Ganz nebenbei heizte Shiwen mit ihrer phänomenalen Freistildemonstration auch schneller durch das Wasser als Michael Phelps. Jene Legende, die mit 14 olympischen Goldmedaillen der erfolgreichste Olympionike der Geschichte ist. Vielleicht sogar für immer bleiben wird. Von seiner Brillanz war über 400 Meter Lagen jedoch nicht viel zu sehen. Michael Phelps ging im Rennverlauf förmlich unter, kämpfte sich als Vierter ins Ziel und blieb erstmals seit seinem Olympiadebüt im Jahr 2000 ohne eine Medaille in einem Rennen der Spiele. "Das ist frustrierend", sagte er und schlurfte davon, während Ryan Lochte fröhlich seinen vierten Olympiasieg feierte. Zu dem Zeitpunkt wusste er noch nicht, dass es eigentlich noch viel frustrierender war.

Ye Shiwen schwamm auf der vorletzten Bahn acht Zehntelsekunden schneller als Phelps. Ihr Stehvermögen war es auch, das ihr den Weltrekord sicherte. Bis zur 300-Meter-Marke musste die Australierin Stephanie Rice noch gar nicht um ihre Bestmarke zittern. Am Ende aber unterbot Ye Shiwen den alten Rekord um mehr als eine Sekunde. "Ich habe von der Goldmedaille geträumt, aber niemals einen Weltrekord erwartet. Ich bin überwältigt. Entschuldigt, ich kann gerade nicht klar denken", sagte die 16-Jährige. Es war außerdem der erste Weltrekord einer Frau seit dem Verbot der Hightech-Anzüge Ende 2009.

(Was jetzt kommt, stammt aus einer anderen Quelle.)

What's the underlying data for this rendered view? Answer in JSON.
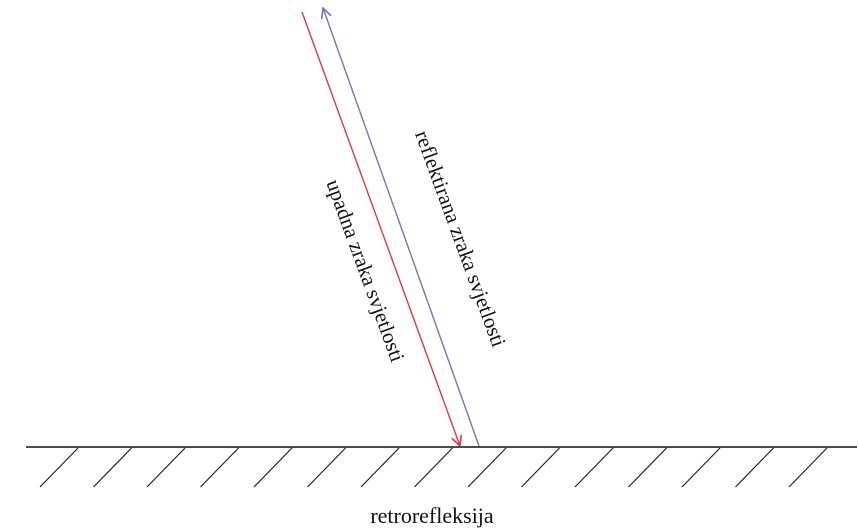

"Dieser Schlussspurt war schon unglaublich", sagte Doping-Experte Fritz Sörgel. Sein Kollege Werner Franke sprach von "ungewöhnlich, auffällig und überprüfungswürdig, aber physiologisch nicht unmöglich". Noch vor einem Jahr war Shiwen bei den Weltmeisterschaften sieben Sekunden langsamer über die gleiche Strecke geschwommen - eine wahre Leistungsexplosion. Über 200 Meter Lagen hatte sie aber damals schon für Aufsehen gesorgt und den WM-Titel geholt. Auf Doping könne man in diesem Fall nicht automatisch schließen, selbst wenn man auf die belastete chinesische Geschichte schaue, sagte Franke: "Gerade junge, früh trainierte Athleten sind mitunter zu außergewöhnlichen Leistungen fähig, weil sie von ihren spezifischen Gewichtsverhältnissen profitieren."

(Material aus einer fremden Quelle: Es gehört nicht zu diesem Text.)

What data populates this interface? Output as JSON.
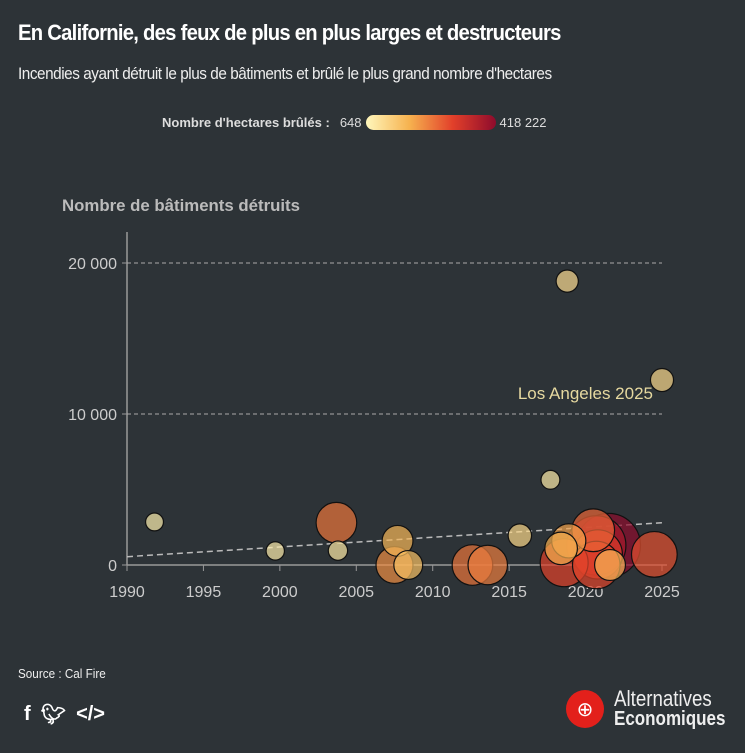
{
  "header": {
    "title": "En Californie, des feux de plus en plus larges et destructeurs",
    "subtitle": "Incendies ayant détruit le plus de bâtiments et brûlé le plus grand nombre d'hectares"
  },
  "legend": {
    "label": "Nombre d'hectares brûlés :",
    "min": "648",
    "max": "418 222",
    "colors": [
      "#fff7bc",
      "#f6b24f",
      "#e2402a",
      "#8e0b2c"
    ]
  },
  "chart_data": {
    "type": "scatter",
    "title": "",
    "ylabel": "Nombre de bâtiments détruits",
    "xlabel": "",
    "xlim": [
      1990,
      2025
    ],
    "ylim": [
      0,
      22000
    ],
    "x_ticks": [
      1990,
      1995,
      2000,
      2005,
      2010,
      2015,
      2020,
      2025
    ],
    "x_tick_labels": [
      "1990",
      "1995",
      "2000",
      "2005",
      "2010",
      "2015",
      "2020",
      "2025"
    ],
    "y_ticks": [
      0,
      10000,
      20000
    ],
    "y_tick_labels": [
      "0",
      "10 000",
      "20 000"
    ],
    "gridlines": "horizontal dashed",
    "size_color_variable": "hectares",
    "annotation": {
      "text": "Los Angeles 2025",
      "x": 2025,
      "y": 12250
    },
    "trendline": {
      "x": [
        1990,
        2025
      ],
      "y": [
        550,
        2800
      ]
    },
    "points": [
      {
        "x": 1991.8,
        "y": 2850,
        "hectares": 650
      },
      {
        "x": 1999.7,
        "y": 930,
        "hectares": 1000
      },
      {
        "x": 2003.7,
        "y": 2800,
        "hectares": 110000
      },
      {
        "x": 2003.8,
        "y": 950,
        "hectares": 2000
      },
      {
        "x": 2007.7,
        "y": 1600,
        "hectares": 40000
      },
      {
        "x": 2007.5,
        "y": 0,
        "hectares": 80000
      },
      {
        "x": 2008.4,
        "y": 0,
        "hectares": 30000
      },
      {
        "x": 2012.6,
        "y": 0,
        "hectares": 110000
      },
      {
        "x": 2013.6,
        "y": 0,
        "hectares": 100000
      },
      {
        "x": 2015.7,
        "y": 1950,
        "hectares": 10000
      },
      {
        "x": 2017.7,
        "y": 5640,
        "hectares": 1500
      },
      {
        "x": 2018.8,
        "y": 18800,
        "hectares": 7000
      },
      {
        "x": 2025,
        "y": 12250,
        "hectares": 9000
      },
      {
        "x": 2018.4,
        "y": 1100,
        "hectares": 50000
      },
      {
        "x": 2018.9,
        "y": 1600,
        "hectares": 60000
      },
      {
        "x": 2020.5,
        "y": 2300,
        "hectares": 130000
      },
      {
        "x": 2018.6,
        "y": 150,
        "hectares": 185000
      },
      {
        "x": 2021.5,
        "y": 1300,
        "hectares": 418222
      },
      {
        "x": 2020.7,
        "y": 1300,
        "hectares": 340000
      },
      {
        "x": 2020.8,
        "y": 700,
        "hectares": 200000
      },
      {
        "x": 2020.7,
        "y": 0,
        "hectares": 180000
      },
      {
        "x": 2021.6,
        "y": 0,
        "hectares": 40000
      },
      {
        "x": 2024.5,
        "y": 700,
        "hectares": 160000
      }
    ]
  },
  "footer": {
    "source": "Source : Cal Fire",
    "brand_line1": "Alternatives",
    "brand_line2": "Economiques",
    "social": [
      "facebook",
      "twitter",
      "embed"
    ]
  }
}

"Nein, wir sind keine Roboter"

Viel ist nicht bekannt über Ye Shiwen. Mit sechs Jahren fiel sie Schwimmtrainern im Kindergarten auf, weil ihre Hände größer waren als die der Gleichaltrigen. Was für Australiens Schwimmlegende Ian Thorpe die riesigen Füße, seien bei ihr die Hände. Sie kann mehr Wasser wegschaufeln als andere, hat eine größere Druckfläche. Ob das alles aber für eine derartige Leistung reicht, fragten sich am Wochenende trotzdem viele Schwimmfans. "Ihre Leistung ist Wahnsinn. Es ist jedoch unfair, ohne Beweise zu sagen: Das ist unmöglich, sie hat gedopt", sagte der ehemalige Top-Schwimmer Mark Warnecke der Berliner Morgenpost. "Wir müssen herausfinden: Hatte sie Chancen zum Dopen und wenn ja, müssen wir diese Chance ausmerzen. Es gibt herausragende Leistungen ohne Doping." Die Skepsis bleibt. Im März erst war Staffel-Weltmeisterin Li Zhesi des Epo-Dopings überführt worden.

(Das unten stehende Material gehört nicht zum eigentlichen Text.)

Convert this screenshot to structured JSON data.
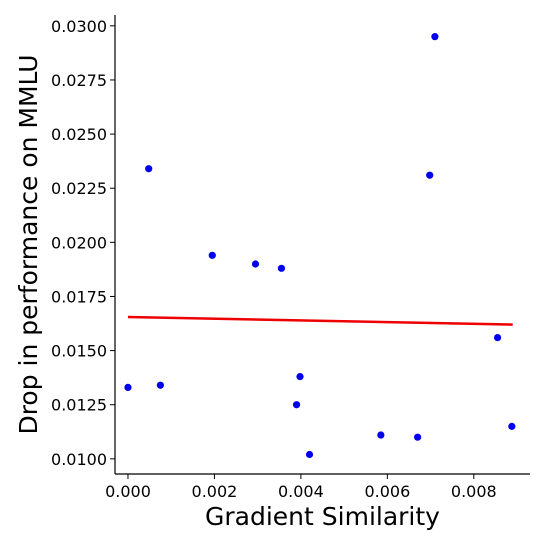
{
  "chart_data": {
    "type": "scatter",
    "xlabel": "Gradient Similarity",
    "ylabel": "Drop in performance on MMLU",
    "xlim": [
      -0.0003,
      0.0093
    ],
    "ylim": [
      0.0093,
      0.0305
    ],
    "x_ticks": [
      "0.000",
      "0.002",
      "0.004",
      "0.006",
      "0.008"
    ],
    "y_ticks": [
      "0.0100",
      "0.0125",
      "0.0150",
      "0.0175",
      "0.0200",
      "0.0225",
      "0.0250",
      "0.0275",
      "0.0300"
    ],
    "grid": false,
    "legend": "none",
    "points": [
      {
        "x": 0.0,
        "y": 0.0133
      },
      {
        "x": 0.00048,
        "y": 0.0234
      },
      {
        "x": 0.00075,
        "y": 0.0134
      },
      {
        "x": 0.00195,
        "y": 0.0194
      },
      {
        "x": 0.00295,
        "y": 0.019
      },
      {
        "x": 0.00355,
        "y": 0.0188
      },
      {
        "x": 0.0039,
        "y": 0.0125
      },
      {
        "x": 0.00398,
        "y": 0.0138
      },
      {
        "x": 0.0042,
        "y": 0.0102
      },
      {
        "x": 0.00585,
        "y": 0.0111
      },
      {
        "x": 0.0067,
        "y": 0.011
      },
      {
        "x": 0.00698,
        "y": 0.0231
      },
      {
        "x": 0.0071,
        "y": 0.0295
      },
      {
        "x": 0.00855,
        "y": 0.0156
      },
      {
        "x": 0.00888,
        "y": 0.0115
      }
    ],
    "trend_line": {
      "x": [
        0.0,
        0.0089
      ],
      "y": [
        0.01655,
        0.0162
      ]
    },
    "colors": {
      "points": "#0000ee",
      "trend_line": "#ee0000",
      "axes": "#000000"
    }
  }
}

Ye Shiwen selbst wirkte nach ihrem Triumph fast scheu. Nur einmal riss sie anfangs die Augen weit auf und lachte: "Ich bin so glücklich! Von all dem hätte ich nie zu träumen gewagt." Auf alle anderen Fragen zu ihrem Erfolg wiederholte sie die stets gleiche Antwort. "Wir haben von Kindheit an ein sehr wissenschaftliches Training, da ist es für mich jetzt nicht mehr so schwer." Und: "Nein, wir sind keine Roboter." Da lachte sie ein zweites Mal.